Nei primi giorni, le condizioni sembravano stabili, poi, il 28 febbraio, una nuova crisi: un broncospasmo improvviso mise di nuovo in pericolo la sua vita. Le voci, anche le più infondate, si moltiplicarono. Solo il 16 marzo, con la diffusione di una foto ufficiale, fu smentita ogni fake news sul suo presunto decesso. Il Pontefice, visibilmente provato ma lucido, trasmise ancora una volta la sua serenità. Il 23 marzo arrivarono le attese dimissioni: Francesco lasciava l’ospedale per tornare nella residenza di Santa Marta, ancora una volta sopravvissuto, ancora una volta testimone della resilienza dello spirito umano.A spiegare le ragioni delle frequenti infezioni polmonari è il professor Claudio Micheletto, pneumologo e presidente dell’AIPO (Associazione Italiana Pneumologi Ospedalieri). «Ogni anno in Italia ci sono circa 100.000 ricoveri per polmonite», spiega. «Ma nei soggetti anziani o immunodepressi, può diventare letale».

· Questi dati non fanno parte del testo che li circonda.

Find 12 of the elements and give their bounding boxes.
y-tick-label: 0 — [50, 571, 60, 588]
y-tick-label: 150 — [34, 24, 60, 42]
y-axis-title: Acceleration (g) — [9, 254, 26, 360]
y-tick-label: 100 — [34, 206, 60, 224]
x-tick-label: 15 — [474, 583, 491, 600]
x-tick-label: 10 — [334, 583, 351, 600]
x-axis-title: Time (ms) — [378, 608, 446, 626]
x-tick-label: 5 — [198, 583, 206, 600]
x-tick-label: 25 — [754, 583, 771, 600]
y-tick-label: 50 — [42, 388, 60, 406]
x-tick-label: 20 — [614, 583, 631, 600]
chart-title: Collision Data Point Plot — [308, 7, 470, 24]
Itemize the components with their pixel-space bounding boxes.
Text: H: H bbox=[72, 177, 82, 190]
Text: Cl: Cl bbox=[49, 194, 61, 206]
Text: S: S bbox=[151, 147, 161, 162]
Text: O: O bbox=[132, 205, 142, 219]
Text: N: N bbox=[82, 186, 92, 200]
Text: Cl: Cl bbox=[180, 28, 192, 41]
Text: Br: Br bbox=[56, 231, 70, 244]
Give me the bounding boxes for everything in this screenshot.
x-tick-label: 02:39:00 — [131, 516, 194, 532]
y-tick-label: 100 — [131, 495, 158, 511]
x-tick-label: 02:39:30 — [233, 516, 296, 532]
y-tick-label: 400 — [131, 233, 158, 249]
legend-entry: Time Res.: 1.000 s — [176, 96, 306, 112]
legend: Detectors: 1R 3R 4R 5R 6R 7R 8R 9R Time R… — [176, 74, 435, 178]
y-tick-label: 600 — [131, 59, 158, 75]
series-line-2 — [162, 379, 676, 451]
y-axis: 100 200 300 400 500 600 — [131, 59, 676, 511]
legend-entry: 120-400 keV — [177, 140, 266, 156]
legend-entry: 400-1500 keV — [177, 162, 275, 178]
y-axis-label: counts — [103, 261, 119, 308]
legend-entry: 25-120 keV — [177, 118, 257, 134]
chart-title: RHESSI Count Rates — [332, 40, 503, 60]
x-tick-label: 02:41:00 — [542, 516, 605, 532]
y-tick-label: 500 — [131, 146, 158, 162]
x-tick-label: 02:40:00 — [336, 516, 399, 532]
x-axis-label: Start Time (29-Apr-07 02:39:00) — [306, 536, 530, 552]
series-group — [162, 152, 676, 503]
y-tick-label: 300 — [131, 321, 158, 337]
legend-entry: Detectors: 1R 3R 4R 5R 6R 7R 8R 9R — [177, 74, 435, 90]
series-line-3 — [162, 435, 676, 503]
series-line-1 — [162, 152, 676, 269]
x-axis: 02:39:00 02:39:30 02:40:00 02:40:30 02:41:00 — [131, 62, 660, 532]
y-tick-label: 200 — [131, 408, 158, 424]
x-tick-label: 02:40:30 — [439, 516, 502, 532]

Con l’avanzare dell’età, infatti, il sistema immunitario perde reattività un processo noto come “senescenza immunologica” e la risposta agli agenti infettivi diventa più debole. Nel caso di Papa Francesco, la situazione è resa ancora più delicata dall’asportazione di parte del polmone destro subita in gioventù. Inoltre, le bronchiettasie dilatazioni croniche dei bronchi favoriscono l’accumulo di muco e, quindi, l’insorgenza di nuove infezioni. A tutto ciò si aggiungono eventuali comorbidità legate all’età, come problemi cardiaci o metabolici. Eppure, nonostante la lunga sequenza di ostacoli, il Papa ha continuato a esercitare il suo ministero con tenacia e dedizione. Anzi, è proprio nel malanno che Francesco ha spesso trovato nuove occasioni per testimoniare la sua fede. La sua fragilità, mai nascosta, è diventata uno dei tratti distintivi del suo pontificato. Non come debolezza, ma come autenticità.
Come esempio di come si possa guidare anche da una condizione di vulnerabilità. «Il decesso è un passaggio verso una nuova vita», ha scritto con la semplicità di chi ha sperimentato sulla propria pelle il confine tra vita e il decesso. Il suo messaggio è chiaro: non dobbiamo temere la fine, ma abbracciarla con fiducia. Una fiducia che nasce dalla fede, ma anche dall’esperienza vissuta. In un tempo in cui si tende a nascondere il malanno e lo strazio, Papa Francesco ha scelto di mostrarle. E così facendo, ha indicato al mondo un’altra via: quella dell’accoglienza della fragilità, dell’umiltà e della speranza. Un’eredità morale e spirituale che resterà ben oltre ogni difficoltà fisica.